HALL: At Qorvo, we are innovating packaging design and device technology to accelerate higher levels of integration in our solutions. Our defense and commercial solutions enable system designers to lower system level costs, increase bandwidth and reduce board space, and improve thermal performance. Our experience in the commercial market enables us to innovate small, low-cost plastic packaging for our defense customers’ needs. For example, we have high power plastic packaging for S-band radar with industry leading performance. In some cases, we can reduce board space by thirty to fifty percent, which significantly lowers SWaP-C and improve the cost structure.
MCHALE REPORT: How do you manage obsolescence and how does obsolescence management differ in the military and automotive markets?
HALL: Qorvo has been executing long lifecycle programs for the defense and automotive markets since the mid-80s. There are commonalities in both markets which leverage high tech, rigorous quality requirements and a long-life cycle. Our decades of expertise make us the perfect partner when developing similar programs in the automotive industry.
It’s key to effectively manage product life cycles while also understanding the market and your customers. We know what our customers needs and we work closely with them to choose technologies that complement their product life cycles. Qorvo’s advantage of having its own fabs allows us to effectively approach this while also better understanding and controlling our destiny.
MCHALE REPORT: When one attends a trade show such as IMS or the Consumer Electronics Show (CES), one can’t help but notice there is a lot less gray hair at these events than at military technology events such as the large Army and Navy events. Does the military electronics industry have a recruitment challenge on its hands? If so how can they mitigate it?
HALL: Diversity is a great thing when solving complex problems. The younger generation of engineers is bringing lots of new ideas to the solution space for our customers. At Qorvo we start partnering with students in junior high and high school through STEM [Science, Technology, Engineering, and Math] programs.
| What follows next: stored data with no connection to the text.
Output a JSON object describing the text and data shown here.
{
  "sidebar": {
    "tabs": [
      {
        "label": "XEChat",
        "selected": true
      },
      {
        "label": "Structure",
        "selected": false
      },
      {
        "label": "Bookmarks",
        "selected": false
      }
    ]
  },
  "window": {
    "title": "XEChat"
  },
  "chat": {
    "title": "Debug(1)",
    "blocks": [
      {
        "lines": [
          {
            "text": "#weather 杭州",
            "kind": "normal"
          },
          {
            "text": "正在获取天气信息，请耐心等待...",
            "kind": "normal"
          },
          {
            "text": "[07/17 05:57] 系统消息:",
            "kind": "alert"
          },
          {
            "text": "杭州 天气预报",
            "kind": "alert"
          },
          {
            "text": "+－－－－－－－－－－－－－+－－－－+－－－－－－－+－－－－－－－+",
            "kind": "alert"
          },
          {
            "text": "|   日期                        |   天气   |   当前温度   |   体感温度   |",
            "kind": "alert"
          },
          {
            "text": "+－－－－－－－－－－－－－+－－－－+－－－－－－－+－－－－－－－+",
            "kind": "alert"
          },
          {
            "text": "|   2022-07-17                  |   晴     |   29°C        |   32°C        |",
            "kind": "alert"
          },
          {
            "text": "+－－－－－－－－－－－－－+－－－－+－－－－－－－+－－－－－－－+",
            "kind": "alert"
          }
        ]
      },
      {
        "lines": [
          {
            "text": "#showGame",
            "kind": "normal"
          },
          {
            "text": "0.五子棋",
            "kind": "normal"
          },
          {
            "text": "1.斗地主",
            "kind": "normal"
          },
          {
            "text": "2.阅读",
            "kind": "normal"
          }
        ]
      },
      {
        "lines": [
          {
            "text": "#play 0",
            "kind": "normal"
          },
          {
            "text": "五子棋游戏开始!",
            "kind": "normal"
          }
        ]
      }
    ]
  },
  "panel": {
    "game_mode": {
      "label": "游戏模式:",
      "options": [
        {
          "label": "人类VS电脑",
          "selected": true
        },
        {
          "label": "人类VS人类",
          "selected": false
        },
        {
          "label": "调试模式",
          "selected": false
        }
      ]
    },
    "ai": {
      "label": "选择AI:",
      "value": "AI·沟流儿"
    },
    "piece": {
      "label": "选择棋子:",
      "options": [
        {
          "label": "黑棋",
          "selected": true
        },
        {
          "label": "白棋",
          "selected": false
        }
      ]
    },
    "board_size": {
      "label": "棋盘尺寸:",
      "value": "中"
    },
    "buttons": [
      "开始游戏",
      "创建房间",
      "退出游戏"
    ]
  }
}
These students are much more likely to go to college to get a technical degree and might someday end up working at Qorvo. In addition, we also have a robust college program to ensure that we attract top talent to Qorvo.
MCHALE REPORT: Looking forward, what disruptive technology/innovation will be a game changer in the military RF & microwave world and why? Predict the future.
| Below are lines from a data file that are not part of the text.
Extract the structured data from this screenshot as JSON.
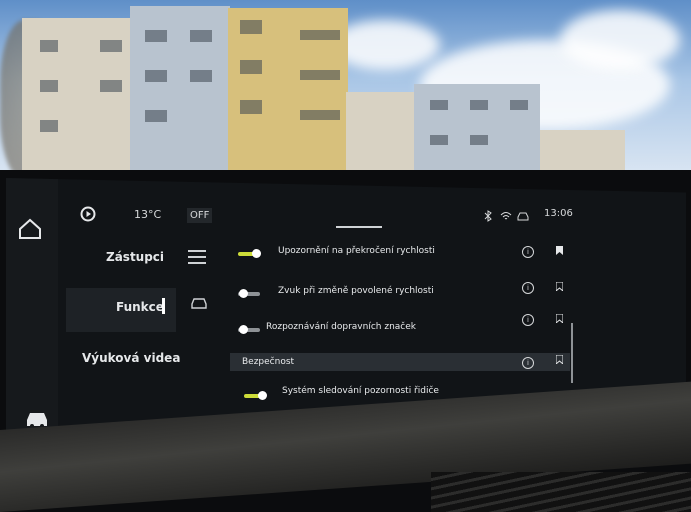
{
  "status_bar": {
    "temperature": "13°C",
    "ac_state": "OFF",
    "time": "13:06"
  },
  "sidebar": {
    "items": [
      {
        "label": "Zástupci"
      },
      {
        "label": "Funkce",
        "selected": true
      },
      {
        "label": "Výuková videa"
      }
    ]
  },
  "settings": {
    "rows": [
      {
        "label": "Upozornění na překročení rychlosti",
        "enabled": true,
        "bookmarked": true
      },
      {
        "label": "Zvuk při změně povolené rychlosti",
        "enabled": false,
        "bookmarked": false
      },
      {
        "label": "Rozpoznávání dopravních značek",
        "enabled": false,
        "bookmarked": false
      }
    ],
    "section_title": "Bezpečnost",
    "section_rows": [
      {
        "label": "Systém sledování pozornosti řidiče",
        "enabled": true,
        "bookmarked": false
      }
    ]
  },
  "colors": {
    "toggle_on": "#cddc39",
    "toggle_off": "#8e9296",
    "screen_bg": "#111417"
  },
  "icons": [
    "home-icon",
    "play-circle-icon",
    "menu-icon",
    "car-outline-icon",
    "car-icon",
    "bluetooth-icon",
    "wifi-icon",
    "info-icon",
    "bookmark-icon"
  ]
}
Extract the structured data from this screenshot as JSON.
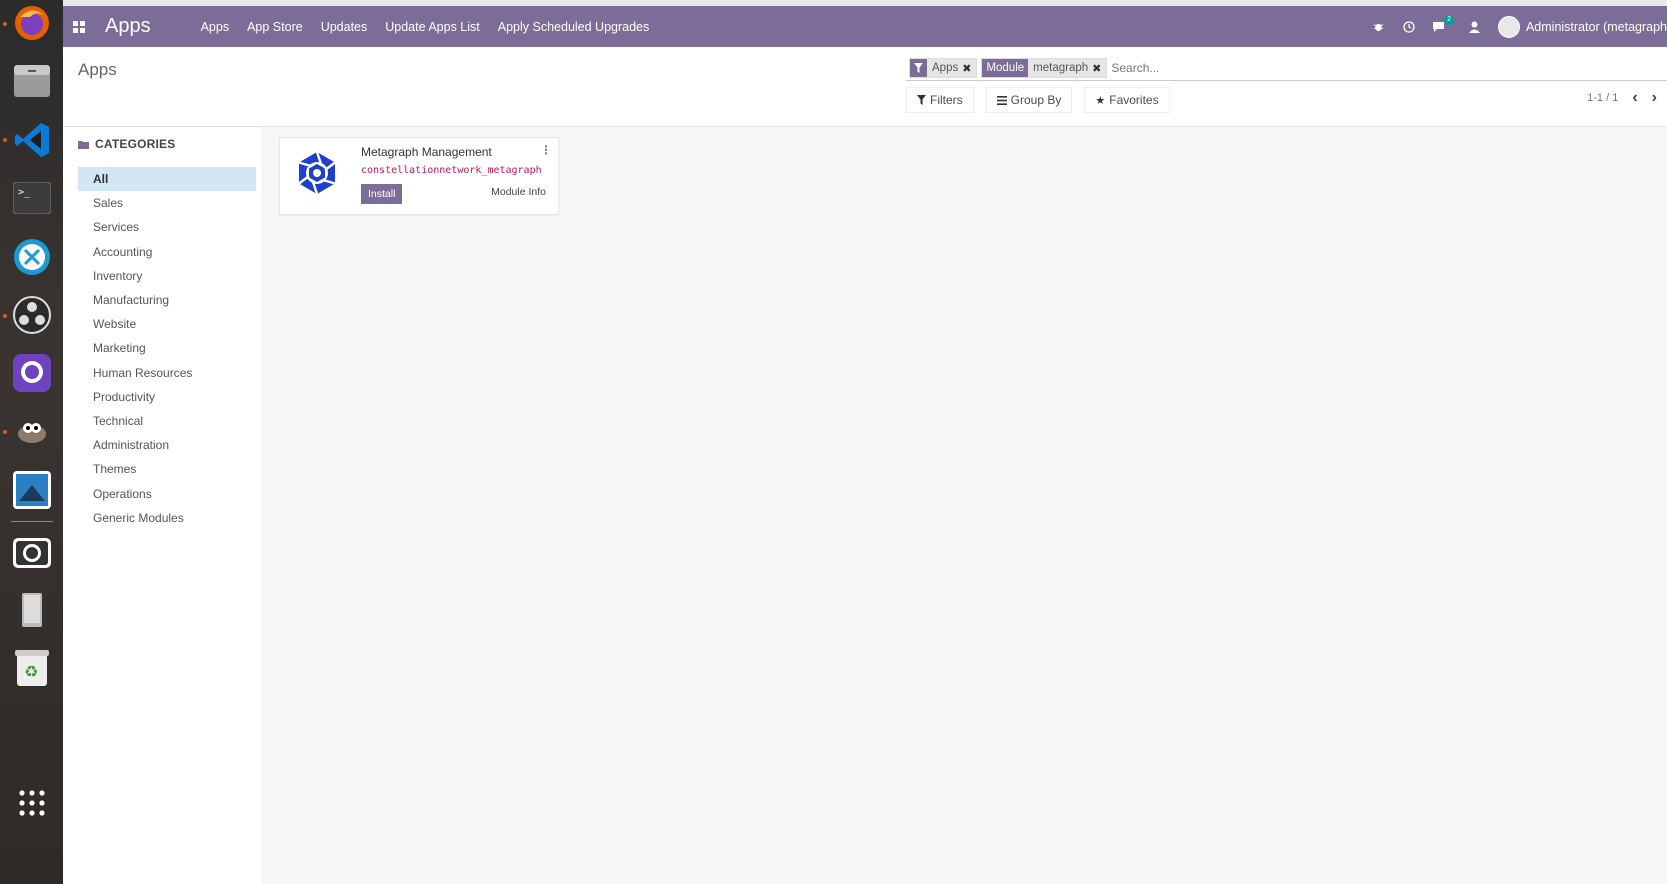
{
  "navbar": {
    "brand": "Apps",
    "menu": [
      "Apps",
      "App Store",
      "Updates",
      "Update Apps List",
      "Apply Scheduled Upgrades"
    ],
    "chat_badge": "2",
    "user": "Administrator (metagraph"
  },
  "control": {
    "breadcrumb": "Apps",
    "facets": [
      {
        "label_icon": "filter-icon",
        "value": "Apps"
      },
      {
        "label": "Module",
        "value": "metagraph"
      }
    ],
    "search_placeholder": "Search...",
    "filters_label": "Filters",
    "groupby_label": "Group By",
    "favorites_label": "Favorites",
    "pager": "1-1 / 1"
  },
  "sidebar": {
    "heading": "CATEGORIES",
    "items": [
      "All",
      "Sales",
      "Services",
      "Accounting",
      "Inventory",
      "Manufacturing",
      "Website",
      "Marketing",
      "Human Resources",
      "Productivity",
      "Technical",
      "Administration",
      "Themes",
      "Operations",
      "Generic Modules"
    ],
    "active_index": 0
  },
  "card": {
    "title": "Metagraph Management",
    "technical_name": "constellationnetwork_metagraph",
    "install_label": "Install",
    "info_label": "Module Info"
  },
  "colors": {
    "brand": "#7c6d98",
    "active_category": "#d3e6f6",
    "technical_name": "#c2185b"
  }
}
HALL: All eyes will continue to be on GaN-on-SiC in 2018. It’s the technology of choice in the defense industry as contractors look to develop smaller, more powerful radar and EW solutions. This trend is primarily driven by packaging updates made to GaN-on-SiC. Our move to plastic packaging is significantly cutting the cost of manufacturing, making products more attainable in the commercial market. More affordable pricing of GaN-on-Sic power amplifiers (PAs) will certainly be an early adopter in the commercial space.
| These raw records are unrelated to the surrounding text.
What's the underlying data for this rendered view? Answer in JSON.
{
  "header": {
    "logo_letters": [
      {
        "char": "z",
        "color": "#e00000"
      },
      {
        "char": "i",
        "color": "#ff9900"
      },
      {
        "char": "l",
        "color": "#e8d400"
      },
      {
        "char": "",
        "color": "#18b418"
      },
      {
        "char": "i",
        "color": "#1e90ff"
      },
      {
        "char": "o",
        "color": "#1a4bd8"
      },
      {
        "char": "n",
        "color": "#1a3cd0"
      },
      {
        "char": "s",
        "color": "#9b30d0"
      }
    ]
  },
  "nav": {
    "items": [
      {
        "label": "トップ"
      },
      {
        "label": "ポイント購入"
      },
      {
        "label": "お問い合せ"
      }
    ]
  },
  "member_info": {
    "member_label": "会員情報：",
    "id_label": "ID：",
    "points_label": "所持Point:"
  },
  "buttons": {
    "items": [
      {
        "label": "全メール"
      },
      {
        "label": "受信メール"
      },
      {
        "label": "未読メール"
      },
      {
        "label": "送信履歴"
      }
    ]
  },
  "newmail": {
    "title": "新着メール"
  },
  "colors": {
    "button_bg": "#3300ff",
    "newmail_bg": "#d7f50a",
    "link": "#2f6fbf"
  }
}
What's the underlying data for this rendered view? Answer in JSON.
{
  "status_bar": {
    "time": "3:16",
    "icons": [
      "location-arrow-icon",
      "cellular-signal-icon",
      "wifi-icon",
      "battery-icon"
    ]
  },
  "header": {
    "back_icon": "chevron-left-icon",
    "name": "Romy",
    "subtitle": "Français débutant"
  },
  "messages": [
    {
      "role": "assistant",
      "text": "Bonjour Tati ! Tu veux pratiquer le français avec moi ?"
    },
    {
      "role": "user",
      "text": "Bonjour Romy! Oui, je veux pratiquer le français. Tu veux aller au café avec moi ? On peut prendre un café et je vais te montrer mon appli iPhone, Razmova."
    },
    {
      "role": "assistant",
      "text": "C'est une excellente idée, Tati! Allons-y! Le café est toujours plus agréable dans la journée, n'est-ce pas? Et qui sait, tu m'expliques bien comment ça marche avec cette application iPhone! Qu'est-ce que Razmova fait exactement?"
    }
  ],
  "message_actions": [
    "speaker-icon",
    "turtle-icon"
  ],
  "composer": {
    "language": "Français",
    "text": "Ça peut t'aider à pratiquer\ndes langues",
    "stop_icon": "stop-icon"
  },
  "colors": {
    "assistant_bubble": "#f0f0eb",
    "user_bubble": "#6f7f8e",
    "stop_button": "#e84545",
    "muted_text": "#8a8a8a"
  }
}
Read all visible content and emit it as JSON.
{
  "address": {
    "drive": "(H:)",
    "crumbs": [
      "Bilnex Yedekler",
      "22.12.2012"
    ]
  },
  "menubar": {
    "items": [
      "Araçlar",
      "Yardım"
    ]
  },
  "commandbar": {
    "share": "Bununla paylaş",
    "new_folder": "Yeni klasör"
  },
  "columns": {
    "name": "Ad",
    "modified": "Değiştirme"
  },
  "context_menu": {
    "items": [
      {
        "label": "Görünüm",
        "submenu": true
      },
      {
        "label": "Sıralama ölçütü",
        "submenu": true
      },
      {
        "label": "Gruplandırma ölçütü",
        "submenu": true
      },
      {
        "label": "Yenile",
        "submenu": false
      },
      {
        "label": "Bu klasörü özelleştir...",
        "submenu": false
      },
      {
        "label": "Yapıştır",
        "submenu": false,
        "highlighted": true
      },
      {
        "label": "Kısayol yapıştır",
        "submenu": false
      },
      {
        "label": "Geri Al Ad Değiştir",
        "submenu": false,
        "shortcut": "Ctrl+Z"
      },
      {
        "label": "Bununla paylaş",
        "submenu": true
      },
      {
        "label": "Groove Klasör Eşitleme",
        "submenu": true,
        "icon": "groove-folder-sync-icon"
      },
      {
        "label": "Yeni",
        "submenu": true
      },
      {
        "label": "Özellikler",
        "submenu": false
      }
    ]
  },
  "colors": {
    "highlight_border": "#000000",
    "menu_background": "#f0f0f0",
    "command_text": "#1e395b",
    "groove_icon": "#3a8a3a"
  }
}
RF filters will also be another disruptor in the military RF and microwave industries. The number of mobile devices is growing. As it does, frequency and bandwidth will continue to be limited. This significantly impacts everything from commercial applications like smartphones, Wi-Fi, and base stations to defense technologies like radar and [communications] systems. The industry will have to rely on RF filters such as BAW [bulk acoustic wave] and SAW [surface acoustic wave] to solve this issue, which will ultimately improve user experience and connectivity.
Finally, as we look for high power, smaller footprint options with better packaging that considers thermals. We’re always looking at how to take the heat out, because circuit designers can be limited by thermals.